George Martin, a musician who was visiting the park Sunday afternoon, admitted that the Parks Department could “keep the bathrooms a little cleaner.”

“A little?” added his friend Steve Scott.

Martin then acknowledged that in the more than the 30 years that he’s visited the park, the men’s bathroom has remained in a consistently sorry state.

“You just gotta hold your breath and go in and out,” he said.

In the women’s room, two stalls had been locked from the inside. Of the six remaining stalls, one’s door would not close, while three had no toilet paper. Sanitary napkin dispensers on two metal dividers were missing, leaving four stalls partially exposed to one another.

In all, only two out of eight toilets offered full amenities and privacy — hardly enough, it would seem, for the droves of people who frequent the park each day. The next afternoon, yet another stall was out of order.

Perhaps more surprising in this day and age is that neither facility is compliant with Americans With Disabilities Act accessibility guidelines.

The ramp ways leading to the men’s and women’s restrooms are so narrow that only those in very small wheelchairs can traffic them, said Füsun Ateser, a wheelchair user and member of Disabled In Action, a civil rights organization advocating for individuals with disabilities. 

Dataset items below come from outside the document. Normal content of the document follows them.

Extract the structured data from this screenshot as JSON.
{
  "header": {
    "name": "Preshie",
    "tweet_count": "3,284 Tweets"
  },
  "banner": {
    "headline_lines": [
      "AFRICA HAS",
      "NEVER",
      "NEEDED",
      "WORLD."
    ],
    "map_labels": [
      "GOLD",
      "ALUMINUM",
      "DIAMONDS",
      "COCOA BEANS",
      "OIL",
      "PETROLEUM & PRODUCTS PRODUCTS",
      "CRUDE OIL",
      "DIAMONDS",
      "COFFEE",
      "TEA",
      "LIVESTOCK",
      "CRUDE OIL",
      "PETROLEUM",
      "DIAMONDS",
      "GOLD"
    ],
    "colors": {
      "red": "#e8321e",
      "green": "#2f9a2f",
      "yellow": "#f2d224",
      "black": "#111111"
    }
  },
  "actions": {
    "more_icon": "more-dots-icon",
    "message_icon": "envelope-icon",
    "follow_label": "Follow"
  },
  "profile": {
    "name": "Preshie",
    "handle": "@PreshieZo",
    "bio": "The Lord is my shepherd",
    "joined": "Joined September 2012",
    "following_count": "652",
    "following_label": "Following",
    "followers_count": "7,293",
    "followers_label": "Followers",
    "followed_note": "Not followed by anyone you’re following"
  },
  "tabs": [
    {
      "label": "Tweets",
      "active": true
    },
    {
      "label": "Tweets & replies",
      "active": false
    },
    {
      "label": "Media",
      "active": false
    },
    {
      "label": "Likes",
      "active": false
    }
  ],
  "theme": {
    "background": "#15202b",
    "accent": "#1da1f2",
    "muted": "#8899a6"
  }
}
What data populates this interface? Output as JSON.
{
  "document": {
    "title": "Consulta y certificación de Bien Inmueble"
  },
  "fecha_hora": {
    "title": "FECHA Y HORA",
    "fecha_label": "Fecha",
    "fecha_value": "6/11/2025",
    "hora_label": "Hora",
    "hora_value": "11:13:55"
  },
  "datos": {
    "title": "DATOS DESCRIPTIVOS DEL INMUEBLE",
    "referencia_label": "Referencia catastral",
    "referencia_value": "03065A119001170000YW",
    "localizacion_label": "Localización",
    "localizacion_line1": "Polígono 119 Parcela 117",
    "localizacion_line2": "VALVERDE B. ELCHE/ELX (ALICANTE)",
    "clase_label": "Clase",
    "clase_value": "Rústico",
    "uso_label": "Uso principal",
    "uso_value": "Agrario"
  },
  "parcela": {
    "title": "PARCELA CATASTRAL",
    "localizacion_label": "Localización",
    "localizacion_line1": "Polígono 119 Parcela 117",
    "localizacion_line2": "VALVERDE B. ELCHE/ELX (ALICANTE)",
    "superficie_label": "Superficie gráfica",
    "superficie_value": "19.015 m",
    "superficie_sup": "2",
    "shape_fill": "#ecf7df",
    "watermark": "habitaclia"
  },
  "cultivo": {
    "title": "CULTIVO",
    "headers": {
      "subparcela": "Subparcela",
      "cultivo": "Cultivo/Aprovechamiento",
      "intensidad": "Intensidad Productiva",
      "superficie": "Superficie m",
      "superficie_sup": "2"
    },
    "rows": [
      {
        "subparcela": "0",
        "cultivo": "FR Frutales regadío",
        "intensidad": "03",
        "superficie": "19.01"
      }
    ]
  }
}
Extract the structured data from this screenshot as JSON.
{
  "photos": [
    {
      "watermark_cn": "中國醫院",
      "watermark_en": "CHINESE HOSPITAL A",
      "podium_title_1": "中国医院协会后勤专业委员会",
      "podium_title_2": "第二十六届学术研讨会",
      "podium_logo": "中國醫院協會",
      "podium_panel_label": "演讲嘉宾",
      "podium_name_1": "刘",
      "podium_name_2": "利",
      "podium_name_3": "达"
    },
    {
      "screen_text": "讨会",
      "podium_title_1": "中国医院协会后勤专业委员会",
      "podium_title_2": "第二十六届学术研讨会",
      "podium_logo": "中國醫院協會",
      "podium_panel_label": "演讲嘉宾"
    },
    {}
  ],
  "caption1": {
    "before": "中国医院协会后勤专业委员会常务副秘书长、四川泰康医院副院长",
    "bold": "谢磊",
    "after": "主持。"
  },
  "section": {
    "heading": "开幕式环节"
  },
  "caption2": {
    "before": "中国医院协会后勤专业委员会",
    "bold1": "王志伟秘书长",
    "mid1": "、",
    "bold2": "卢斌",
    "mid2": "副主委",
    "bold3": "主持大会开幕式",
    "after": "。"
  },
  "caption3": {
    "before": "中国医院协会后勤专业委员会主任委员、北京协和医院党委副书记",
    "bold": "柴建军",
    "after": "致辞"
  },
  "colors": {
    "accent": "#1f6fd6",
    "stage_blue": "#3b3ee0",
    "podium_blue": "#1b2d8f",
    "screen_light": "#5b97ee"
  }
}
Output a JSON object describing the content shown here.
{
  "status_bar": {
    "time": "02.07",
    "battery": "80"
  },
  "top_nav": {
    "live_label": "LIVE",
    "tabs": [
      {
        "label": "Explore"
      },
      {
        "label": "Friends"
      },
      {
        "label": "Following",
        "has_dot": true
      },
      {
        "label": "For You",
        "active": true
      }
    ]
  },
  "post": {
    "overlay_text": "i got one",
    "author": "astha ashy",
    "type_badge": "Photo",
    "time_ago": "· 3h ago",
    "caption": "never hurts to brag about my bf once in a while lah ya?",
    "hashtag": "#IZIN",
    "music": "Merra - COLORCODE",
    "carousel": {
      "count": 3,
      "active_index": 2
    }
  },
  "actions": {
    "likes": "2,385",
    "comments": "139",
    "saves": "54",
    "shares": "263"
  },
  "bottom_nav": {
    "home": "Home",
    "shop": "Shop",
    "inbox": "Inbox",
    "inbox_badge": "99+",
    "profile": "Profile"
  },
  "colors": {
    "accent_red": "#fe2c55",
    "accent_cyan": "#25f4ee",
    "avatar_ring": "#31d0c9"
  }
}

In addition, the sharp turn at the top of the ramp ways, as well as the narrow corridors within each restroom, are extremely difficult — and, for many wheelchair users, impossible — to navigate. In both restrooms, the sinks sit atop concrete blocks, leaving no room for a wheelchair to pull up under the sink.

In the women’s facility, the single disabled-access stall is not big enough to accommodate a wheelchair.

“If you try to use the stall, you’re out in the open, half in and half out,” said Ateser. Additionally, there is no grab bar in the stall to assist those who need to transfer from their wheelchair to the toilet.

In the men’s room, all the stalls are open. Bob Gormley, Community Board 2’s district manager — who noted he had visited the park’s bathroom on Tuesday morning — said the lack of dividers “seems particularly violative of the privacy of someone for whom merely sitting on a toilet seat involves a significant effort.” 

There are also no diaper-changing tables for the many parents who bring their young children to the park.

“Health and safety issues should be first on the list when you’re spending millions of dollars on a park renovation,” said Ateser. “For them to say, ‘Oh, we’ll get to it, if we get to it, depending on the finances,’ is an insult.”

For others, the bathroom’s condition is simply an embarrassment.

“A lot of people visiting the city from other countries come here,” said Blanche Montgomery, who was walking her dog in Washington Square on Sunday. “They shouldn’t see our park like this.”